ELENA SCOLARI| Un quadro brechtiano delle terre occupate in medio oriente. Coproduzione La Danza Immobile e Skene’ Company. Testo di Mohamed Kacimi, regia Corrado Accordino, al teatro Binario 7 di Monza
“Tu hai capito perché Nastassjia Filippovna butta i centomila rubli nel camino?”. Con questa battuta dostoevskjiana il bellissimo personaggio di Yad fa il suo ingresso verbale nella scena casalinga che è ricostruita sul palco. Siamo in una qualsiasi città del medio oriente, nei territori occupati, forse a Gaza. Due famiglie vivono in appartamenti attigui, con porte solo accennate da infissi vuoti, vuoti e fragili come il non-senso delle divisioni tra persone, intravediamo un rimando a Dogville di Lars Von Trier e al modo brechtiano di creare spazi dialettici in continuo dialogo teatrale.
Alia (Claudia Negrin), levatrice, e Yad (Alberto Astorri), uomo disilluso e alcolico per mestiere (che ci ricorda molto il carattere del Barney Panovski di Mordecai Richler), vivono col giovane figlio Amin (Francesco Meola), nelle stanze di fronte c’è Imen (Silvia Pernarella), ragazza rimasta sola col gatto Gesù, dopo la sparizione della madre Carmen ad un posto di blocco, è in attesa che il fidanzato esca di prigione per sposarlo. In queste case irrompe sgraziato il soldato Ian (Michele Bottini), l’occupante che non capisce più il senso dell’occupare, un militare che soffre di solitudine e ascolta Stravinskij.
Il testo dell’algerino Kacimi procede con obiettività, ci fa conoscere profondamente i personaggi, vediamo il tempo quotidiano che vivono in questa situazione eternamente sospesa, l’ottima interpretazione degli attori ce li rende senza retorica: vediamo Yad annegare la sua delusione nell’alcool del liquore d’araq, la moglie Alia lamentarsi delle calze di nylon bucate dagli anni, il figlio Amin, inizialmente dolce e timido, sviluppare un odio feroce verso i soldati, e la giovane Imen, vagamente preoccupata per la linea ma già molto disincantata di fronte alle promesse dell’Islam (aveva già dei problemi con Cappuccetto rosso, figuriamoci con la storia delle settanta vergini dopo la morte).
La regia di Accordino è cinematografica, scene asciutte e al servizio del testo, quasi già una sceneggiatura, che restituisce il senso dell’ironia improvvisa delle parole di Kacimi, ironia che balena tra la polvere della sabbia e la tragedia dei bombardamenti.
Tutto il cast è equilibrato ma dobbiamo sottolineare la prova davvero fantastica di Alberto Astorri che dona a Yad un grado perfetto di sciatteria, cinismo, humour, rabbia e disillusione.
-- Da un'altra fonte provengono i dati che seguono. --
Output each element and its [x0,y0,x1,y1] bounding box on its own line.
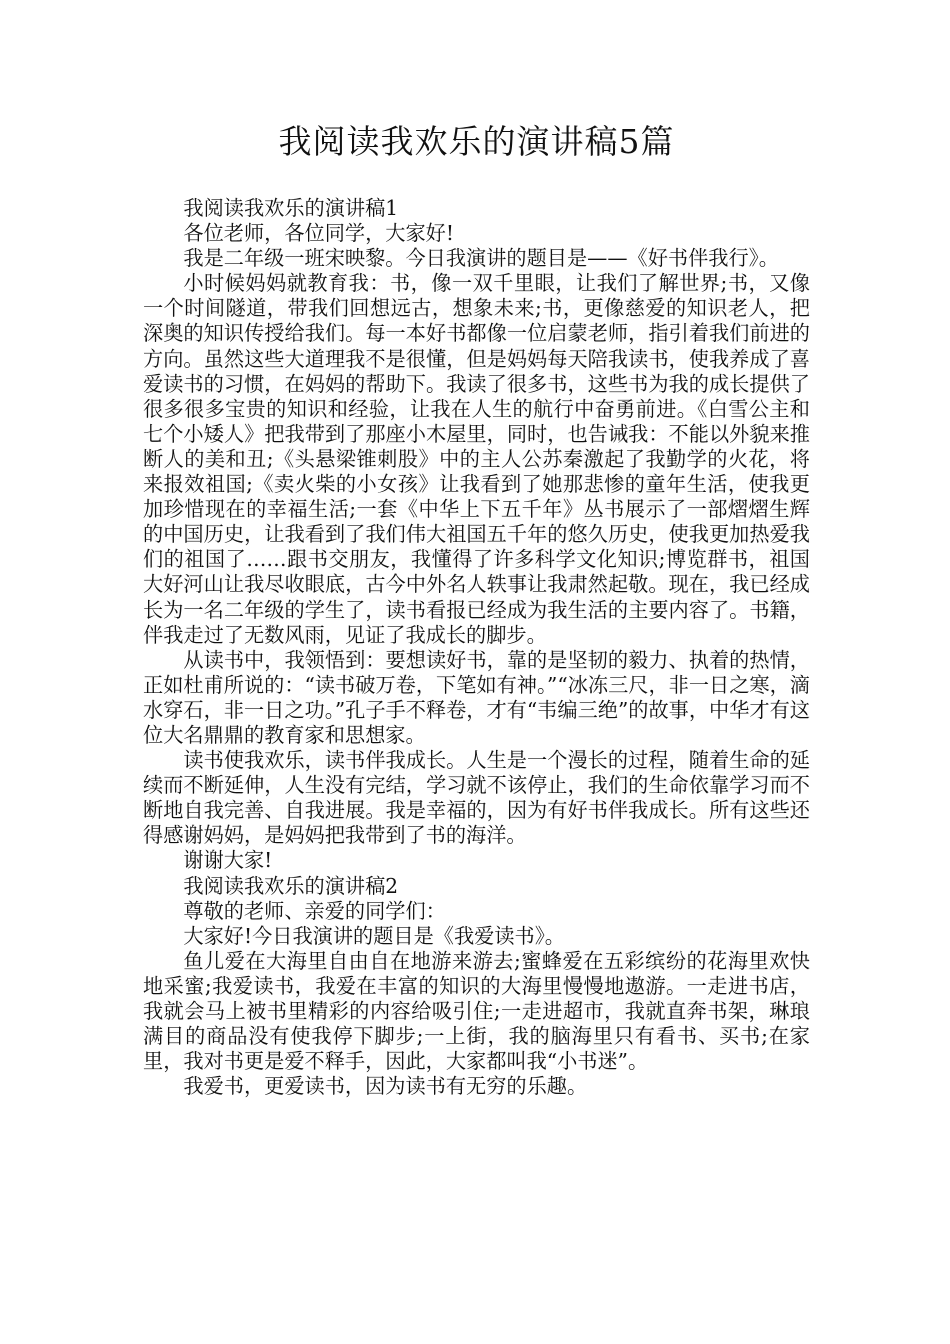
paragraph-growth: 读书使我欢乐，读书伴我成长。人生是一个漫长的过程，随着生命的延续而不断延伸，人生没有完结，学习就不该停止，我们的生命依靠学习而不断地自我完善、自我进展。我是幸福的，因为有好书伴我成长。所有这些还得感谢妈妈，是妈妈把我带到了书的海洋。 [143,748,810,848]
paragraph-greeting-1: 各位老师，各位同学，大家好! [183,221,454,246]
paragraph-joy: 我爱书，更爱读书，因为读书有无穷的乐趣。 [183,1074,588,1099]
paragraph-bookworm: 鱼儿爱在大海里自由自在地游来游去;蜜蜂爱在五彩缤纷的花海里欢快地采蜜;我爱读书，我爱在丰富的知识的大海里慢慢地遨游。一走进书店，我就会马上被书里精彩的内容给吸引住;一走进超市，我就直奔书架，琳琅满目的商品没有使我停下脚步;一上街，我的脑海里只有看书、买书;在家里，我对书更是爱不释手，因此，大家都叫我“小书迷”。 [143,948,810,1074]
document-body [143,196,810,1099]
paragraph-intro-2: 大家好!今日我演讲的题目是《我爱读书》。 [183,923,565,948]
paragraph-greeting-2: 尊敬的老师、亲爱的同学们： [183,898,446,923]
paragraph-intro-1: 我是二年级一班宋映黎。今日我演讲的题目是——《好书伴我行》。 [183,246,779,271]
paragraph-heading-2: 我阅读我欢乐的演讲稿2 [183,873,399,898]
paragraph-heading-1: 我阅读我欢乐的演讲稿1 [183,196,399,220]
paragraph-childhood: 小时候妈妈就教育我：书，像一双千里眼，让我们了解世界;书，又像一个时间隧道，带我们回想远古，想象未来;书，更像慈爱的知识老人，把深奥的知识传授给我们。每一本好书都像一位启蒙老师，指引着我们前进的方向。虽然这些大道理我不是很懂，但是妈妈每天陪我读书，使我养成了喜爱读书的习惯，在妈妈的帮助下。我读了很多书，这些书为我的成长提供了很多很多宝贵的知识和经验，让我在人生的航行中奋勇前进。《白雪公主和七个小矮人》把我带到了那座小木屋里，同时，也告诫我：不能以外貌来推断人的美和丑;《头悬梁锥刺股》中的主人公苏秦激起了我勤学的火花，将来报效祖国;《卖火柴的小女孩》让我看到了她那悲惨的童年生活，使我更加珍惜现在的幸福生活;一套《中华上下五千年》丛书展示了一部熠熠生辉的中国历史，让我看到了我们伟大祖国五千年的悠久历史，使我更加热爱我们的祖国了……跟书交朋友，我懂得了许多科学文化知识;博览群书，祖国大好河山让我尽收眼底，古今中外名人轶事让我肃然起敬。现在，我已经成长为一名二年级的学生了，读书看报已经成为我生活的主要内容了。书籍，伴我走过了无数风雨，见证了我成长的脚步。 [143,271,810,647]
document-title: 我阅读我欢乐的演讲稿5篇 [278,122,675,161]
paragraph-insight: 从读书中，我领悟到：要想读好书，靠的是坚韧的毅力、执着的热情，正如杜甫所说的：“读书破万卷，下笔如有神。”“冰冻三尺，非一日之寒，滴水穿石，非一日之功。”孔子手不释卷，才有“韦编三绝”的故事，中华才有这位大名鼎鼎的教育家和思想家。 [143,647,810,747]
paragraph-thanks: 谢谢大家! [183,848,273,873]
Questi sentimenti sono in varia misura comuni anche agli altri personaggi, soldato Ian compreso, nelle loro conversazioni c’è il disprezzo per la costruzione di martiri ed eroi – “Non se ne può più di eroi” – il dissacrante laicismo – “Un Dio che si mette a proibire l’alcol non è un buon Dio: è un rompicoglioni” – il rancore verso chi toglie il futuro e l’amore, la paura davanti alle case distrutte a pochi metri e una strana forma di abitudine atterrita davanti alla morte e alla violenza, che sono dappertutto.
La parabola di Amin lo conduce a lasciarsi sopraffare dall’odio fino ad uccidere con ottuso orgoglio un soldato, prodezza che gli frutterà un tragico epilogo, il momento più alto dello spettacolo, in cui si giocherà la vita a poker col padre Yad.
L’idea forte di questo spettacolo, e del testo di Kacimi, è mostrare l’interno di un mondo al di fuori del quale sta succedendo l’inferno, del quale tutti in occidente ci permettiamo di parlare, ma che non possiamo conoscere nell’intimità di una casa. Terra Santa ci fa entrare, laicamente, e ci fa capire.
La terra è santa ma le parole di chi la abita sono diventate laiche. E un po’ profane.